Green salamanders are mottled green and black, gray or brown with lighter bellies that are bluish grey to pale yellow. This mottled patterning provides the green salamander with camouflage from predators, especially when hiding among the mosses and lichen its skin resembles. Their flattened bodies, long limbs and square-shaped toes help them to easily climb and fit into rock and log crevices.
Adults may reach 3 to 5 inches (7.6 to 12.7 centimeters) in length, with females measuring slightly longer than males.
Green salamanders are indigenous to the Appalachian region, with a patchy distribution from southern Pennsylvania to northern Alabama and Mississippi. Isolated populations occur west to Indiana and east to North and South Carolina.
They prefer rocky habitats, including sandstone and limestone outcroppings or caves and are most often found in tree or rock crevices.
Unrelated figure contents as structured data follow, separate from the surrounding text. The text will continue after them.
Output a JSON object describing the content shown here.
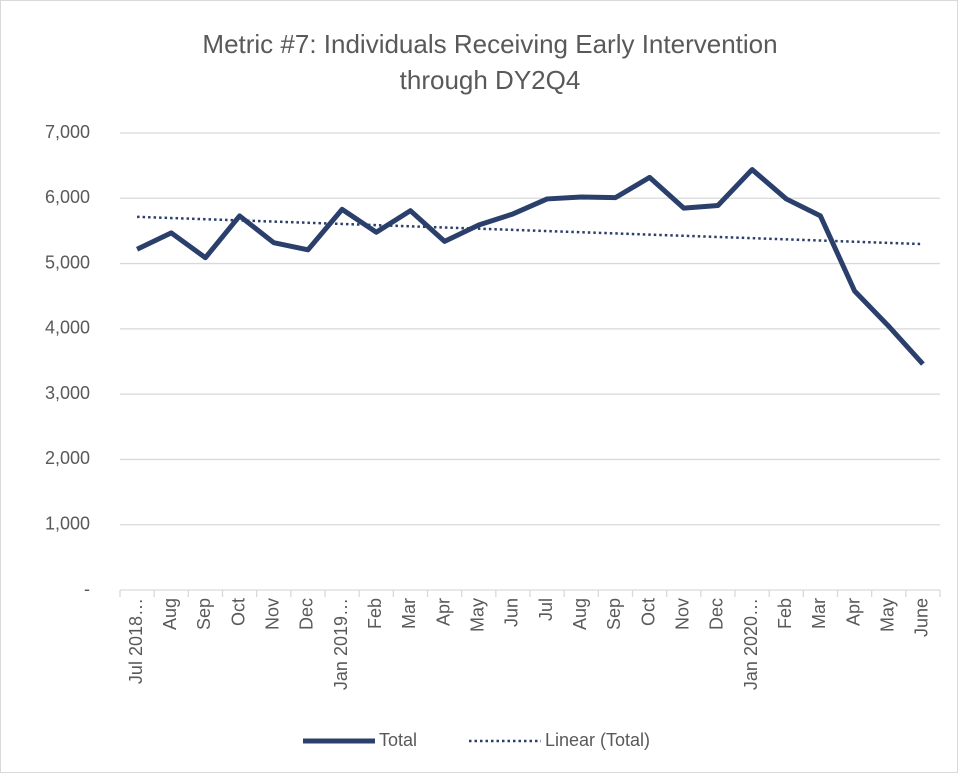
{
  "chart_data": {
    "type": "line",
    "title": [
      "Metric #7: Individuals Receiving Early Intervention",
      "through DY2Q4"
    ],
    "categories": [
      "Jul 2018…",
      "Aug",
      "Sep",
      "Oct",
      "Nov",
      "Dec",
      "Jan 2019…",
      "Feb",
      "Mar",
      "Apr",
      "May",
      "Jun",
      "Jul",
      "Aug",
      "Sep",
      "Oct",
      "Nov",
      "Dec",
      "Jan 2020…",
      "Feb",
      "Mar",
      "Apr",
      "May",
      "June"
    ],
    "series": [
      {
        "name": "Total",
        "color": "#2b3f6c",
        "values": [
          5220,
          5470,
          5090,
          5730,
          5320,
          5210,
          5830,
          5480,
          5810,
          5340,
          5590,
          5760,
          5990,
          6020,
          6010,
          6320,
          5850,
          5890,
          6440,
          5990,
          5730,
          4580,
          4040,
          3460
        ]
      }
    ],
    "trendline": {
      "name": "Linear (Total)",
      "type": "linear",
      "of": "Total",
      "color": "#2b3f6c",
      "style": "dotted"
    },
    "ylim": [
      0,
      7000
    ],
    "yticks": [
      {
        "value": 0,
        "label": "-"
      },
      {
        "value": 1000,
        "label": "1,000"
      },
      {
        "value": 2000,
        "label": "2,000"
      },
      {
        "value": 3000,
        "label": "3,000"
      },
      {
        "value": 4000,
        "label": "4,000"
      },
      {
        "value": 5000,
        "label": "5,000"
      },
      {
        "value": 6000,
        "label": "6,000"
      },
      {
        "value": 7000,
        "label": "7,000"
      }
    ],
    "grid": true,
    "legend": "bottom"
  }
}
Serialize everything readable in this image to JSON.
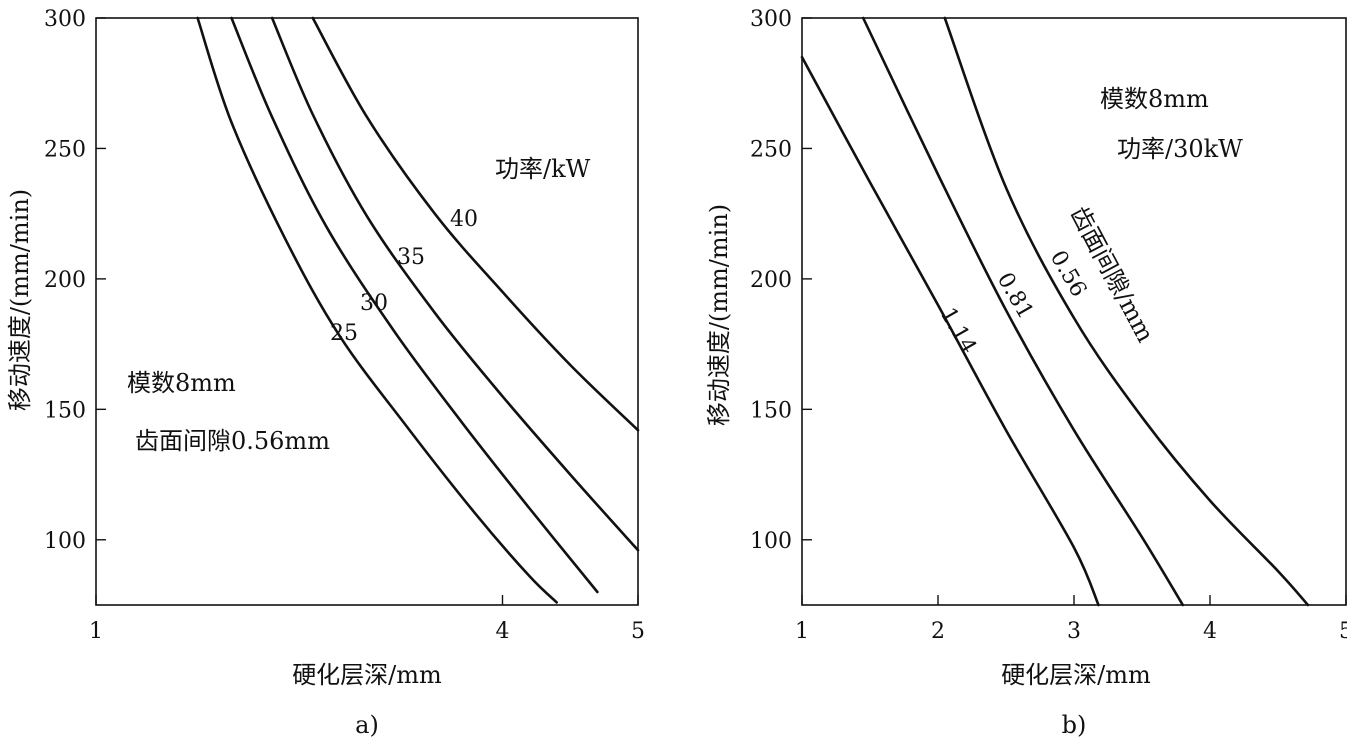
{
  "chart_data": [
    {
      "type": "line",
      "panel_label": "a)",
      "xlabel": "硬化层深/mm",
      "ylabel": "移动速度/(mm/min)",
      "xlim": [
        1,
        5
      ],
      "ylim": [
        75,
        300
      ],
      "x_ticks": [
        1,
        4,
        5
      ],
      "y_ticks": [
        100,
        150,
        200,
        250,
        300
      ],
      "grid": false,
      "annotations": [
        "功率/kW",
        "模数8mm",
        "齿面间隙0.56mm"
      ],
      "series": [
        {
          "name": "25",
          "x": [
            1.75,
            2.0,
            2.4,
            2.8,
            3.3,
            3.8,
            4.2,
            4.4
          ],
          "y": [
            300,
            260,
            215,
            178,
            143,
            110,
            86,
            76
          ]
        },
        {
          "name": "30",
          "x": [
            2.0,
            2.3,
            2.7,
            3.2,
            3.7,
            4.2,
            4.7
          ],
          "y": [
            300,
            262,
            220,
            180,
            145,
            112,
            80
          ]
        },
        {
          "name": "35",
          "x": [
            2.3,
            2.6,
            3.0,
            3.5,
            4.0,
            4.5,
            5.0
          ],
          "y": [
            300,
            263,
            224,
            187,
            155,
            125,
            96
          ]
        },
        {
          "name": "40",
          "x": [
            2.6,
            3.0,
            3.5,
            4.0,
            4.5,
            5.0
          ],
          "y": [
            300,
            262,
            225,
            195,
            167,
            142
          ]
        }
      ]
    },
    {
      "type": "line",
      "panel_label": "b)",
      "xlabel": "硬化层深/mm",
      "ylabel": "移动速度/(mm/min)",
      "xlim": [
        1,
        5
      ],
      "ylim": [
        75,
        300
      ],
      "x_ticks": [
        1,
        2,
        3,
        4,
        5
      ],
      "y_ticks": [
        100,
        150,
        200,
        250,
        300
      ],
      "grid": false,
      "annotations": [
        "模数8mm",
        "功率/30kW",
        "齿面间隙/mm"
      ],
      "series": [
        {
          "name": "1.14",
          "x": [
            1.0,
            1.5,
            2.0,
            2.5,
            3.0,
            3.18
          ],
          "y": [
            285,
            237,
            190,
            142,
            97,
            75
          ]
        },
        {
          "name": "0.81",
          "x": [
            1.45,
            2.0,
            2.5,
            3.0,
            3.5,
            3.8
          ],
          "y": [
            300,
            240,
            188,
            142,
            101,
            75
          ]
        },
        {
          "name": "0.56",
          "x": [
            2.05,
            2.5,
            3.0,
            3.5,
            4.0,
            4.5,
            4.72
          ],
          "y": [
            300,
            235,
            185,
            147,
            115,
            88,
            75
          ]
        }
      ]
    }
  ]
}
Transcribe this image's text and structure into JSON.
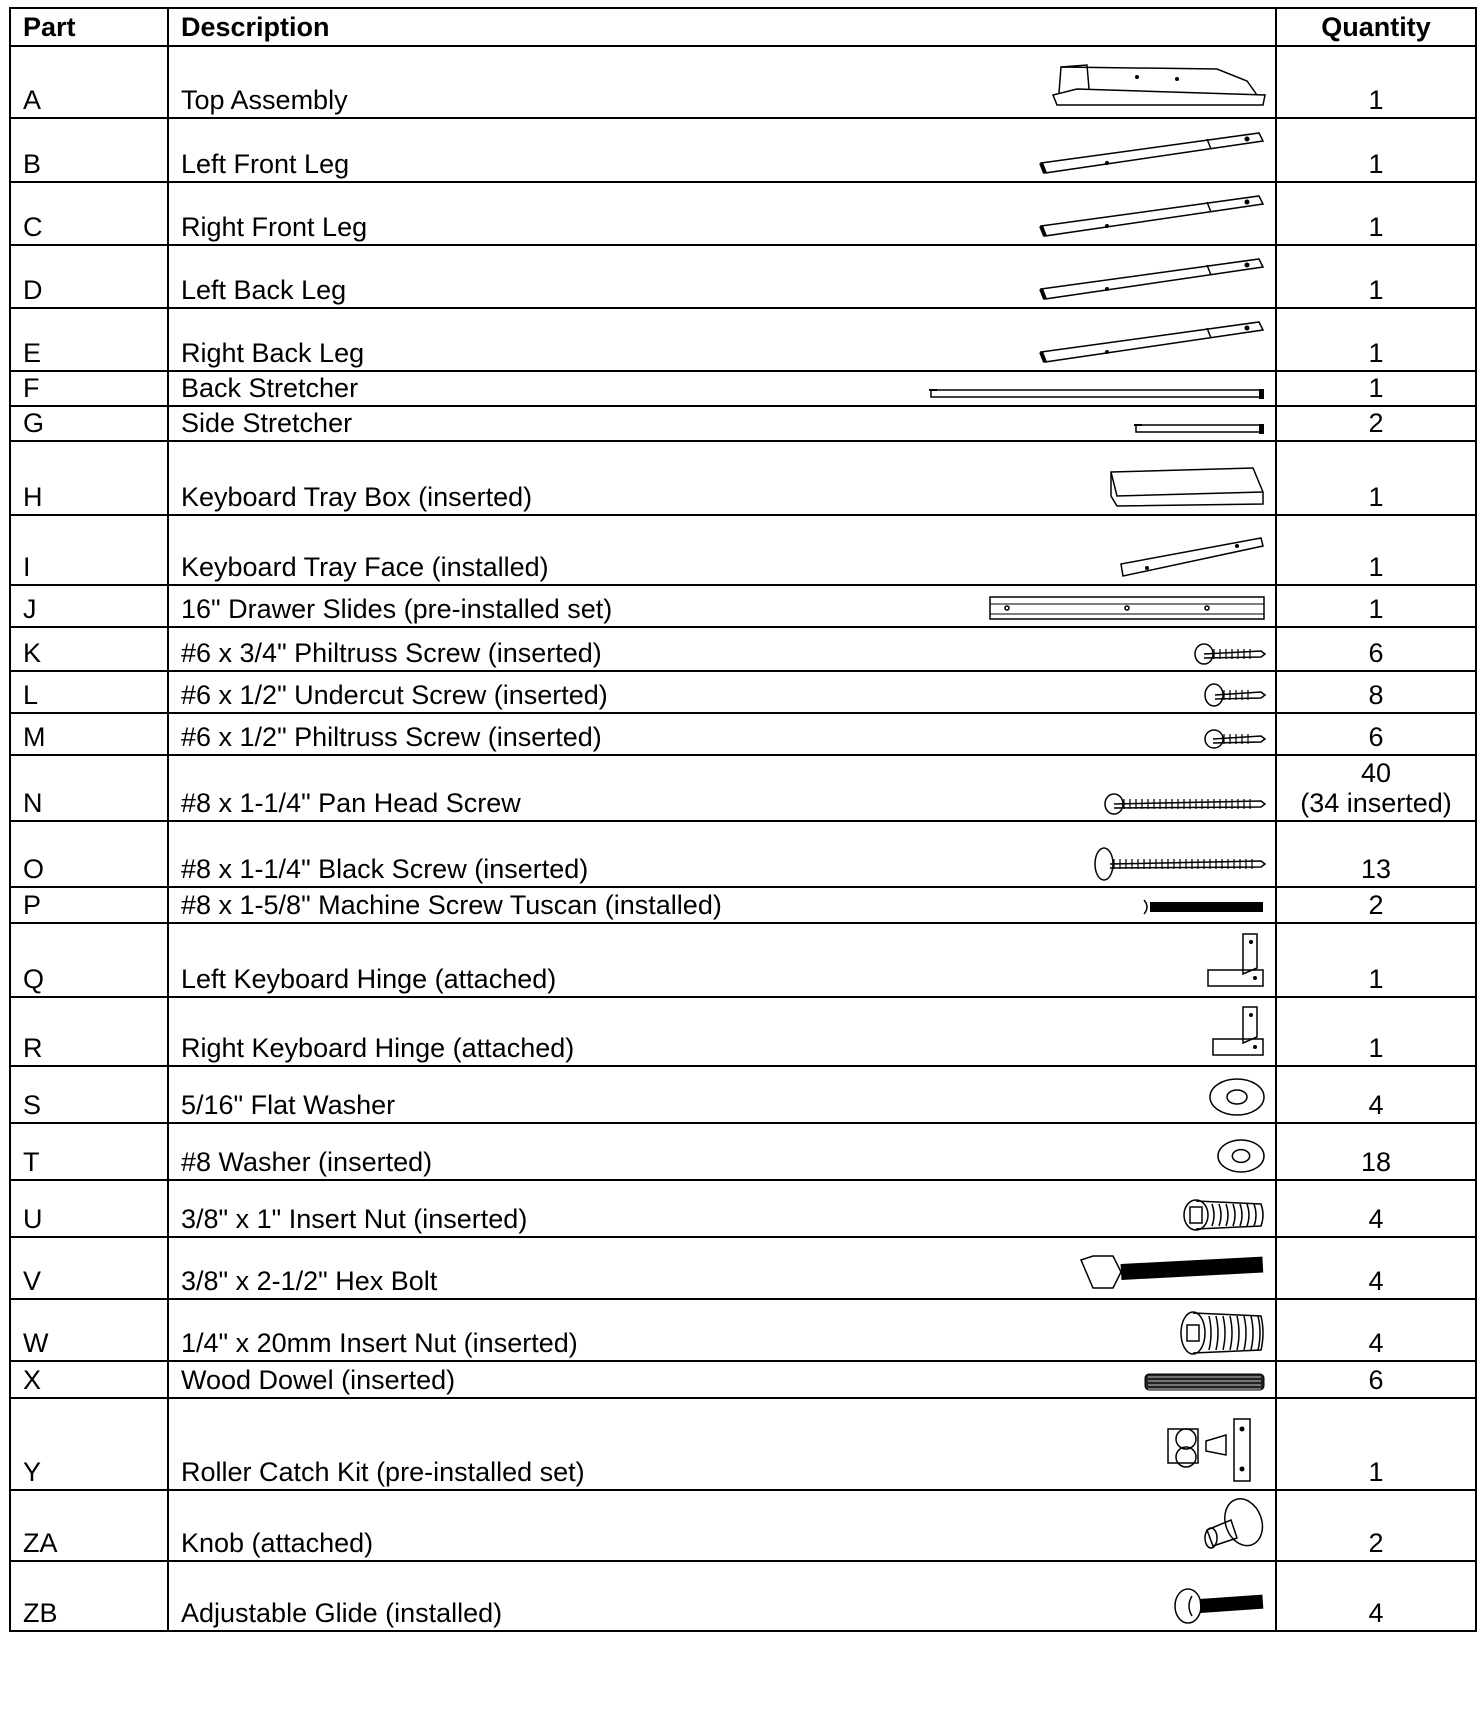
{
  "headers": {
    "part": "Part",
    "description": "Description",
    "quantity": "Quantity"
  },
  "rows": [
    {
      "part": "A",
      "description": "Top Assembly",
      "quantity": "1",
      "icon": "top-assembly-icon"
    },
    {
      "part": "B",
      "description": "Left Front Leg",
      "quantity": "1",
      "icon": "leg-icon"
    },
    {
      "part": "C",
      "description": "Right Front Leg",
      "quantity": "1",
      "icon": "leg-icon"
    },
    {
      "part": "D",
      "description": "Left Back Leg",
      "quantity": "1",
      "icon": "leg-icon"
    },
    {
      "part": "E",
      "description": "Right Back Leg",
      "quantity": "1",
      "icon": "leg-icon"
    },
    {
      "part": "F",
      "description": "Back Stretcher",
      "quantity": "1",
      "icon": "back-stretcher-icon"
    },
    {
      "part": "G",
      "description": "Side Stretcher",
      "quantity": "2",
      "icon": "side-stretcher-icon"
    },
    {
      "part": "H",
      "description": "Keyboard Tray Box (inserted)",
      "quantity": "1",
      "icon": "tray-box-icon"
    },
    {
      "part": "I",
      "description": "Keyboard Tray Face (installed)",
      "quantity": "1",
      "icon": "tray-face-icon"
    },
    {
      "part": "J",
      "description": "16\" Drawer Slides (pre-installed set)",
      "quantity": "1",
      "icon": "drawer-slide-icon"
    },
    {
      "part": "K",
      "description": "#6 x 3/4\" Philtruss Screw (inserted)",
      "quantity": "6",
      "icon": "screw-icon"
    },
    {
      "part": "L",
      "description": "#6 x 1/2\" Undercut Screw (inserted)",
      "quantity": "8",
      "icon": "screw-icon"
    },
    {
      "part": "M",
      "description": "#6 x 1/2\" Philtruss Screw (inserted)",
      "quantity": "6",
      "icon": "screw-icon"
    },
    {
      "part": "N",
      "description": "#8 x 1-1/4\" Pan Head Screw",
      "quantity": "40",
      "quantity2": "(34 inserted)",
      "icon": "screw-icon"
    },
    {
      "part": "O",
      "description": "#8 x 1-1/4\" Black Screw (inserted)",
      "quantity": "13",
      "icon": "screw-icon"
    },
    {
      "part": "P",
      "description": "#8 x 1-5/8\" Machine Screw Tuscan (installed)",
      "quantity": "2",
      "icon": "machine-screw-icon"
    },
    {
      "part": "Q",
      "description": "Left Keyboard Hinge (attached)",
      "quantity": "1",
      "icon": "hinge-icon"
    },
    {
      "part": "R",
      "description": "Right Keyboard Hinge (attached)",
      "quantity": "1",
      "icon": "hinge-icon"
    },
    {
      "part": "S",
      "description": "5/16\" Flat Washer",
      "quantity": "4",
      "icon": "washer-icon"
    },
    {
      "part": "T",
      "description": "#8 Washer (inserted)",
      "quantity": "18",
      "icon": "washer-icon"
    },
    {
      "part": "U",
      "description": "3/8\" x 1\" Insert Nut (inserted)",
      "quantity": "4",
      "icon": "insert-nut-icon"
    },
    {
      "part": "V",
      "description": "3/8\" x 2-1/2\" Hex Bolt",
      "quantity": "4",
      "icon": "hex-bolt-icon"
    },
    {
      "part": "W",
      "description": "1/4\" x 20mm Insert Nut (inserted)",
      "quantity": "4",
      "icon": "insert-nut-icon"
    },
    {
      "part": "X",
      "description": "Wood Dowel (inserted)",
      "quantity": "6",
      "icon": "dowel-icon"
    },
    {
      "part": "Y",
      "description": "Roller Catch Kit (pre-installed set)",
      "quantity": "1",
      "icon": "roller-catch-icon"
    },
    {
      "part": "ZA",
      "description": "Knob (attached)",
      "quantity": "2",
      "icon": "knob-icon"
    },
    {
      "part": "ZB",
      "description": "Adjustable Glide (installed)",
      "quantity": "4",
      "icon": "glide-icon"
    }
  ]
}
When not tucked into a crevice, green salamanders can be found among other moist or damp environments, including bark, leaves and logs.
In the wild, green salamanders feed on a wide variety of small invertebrates, including arachnids, insects, snails and slugs.
At the Smithsonian's National Zoo, green salamanders receive a mixture of crickets, fruit flies, bean beetles, isopods, springtails and black worms.
Green salamander breeding season is from May to late September. Males breed annually, while females breed every other year. Females lay between 10 and 30 eggs in rock or log crevices and guard their eggs until they hatch 80 to 90 days later. Young stay with their mother for one or two months and will reach maturity around the age of three.
From approximately December to April, green salamanders are largely inactive. During the warmer months, they are primarily nocturnal in search of food.
Lifespan for the green salamander is unknown.
Green salamanders are threatened by development of roads, over-collecting, habitat loss, over-harvesting, disease and drought.
This species occurs in many protected areas and is regionally listed as endangered or threatened in many of the states where it occurs.
- Share the story of this animal with others. Simply raising awareness about this species can contribute to its overall protection.
- Avoid single-use plastics, such as plastic bottles, bags and utensils. Choosing reusable options instead can help reduce plastic pollution.
- Protect local waterways by using fewer pesticides when caring for your garden or lawn. Using fertilizers sparingly, keeping storm drains free of litter and picking up after your pet can also improve watershed health.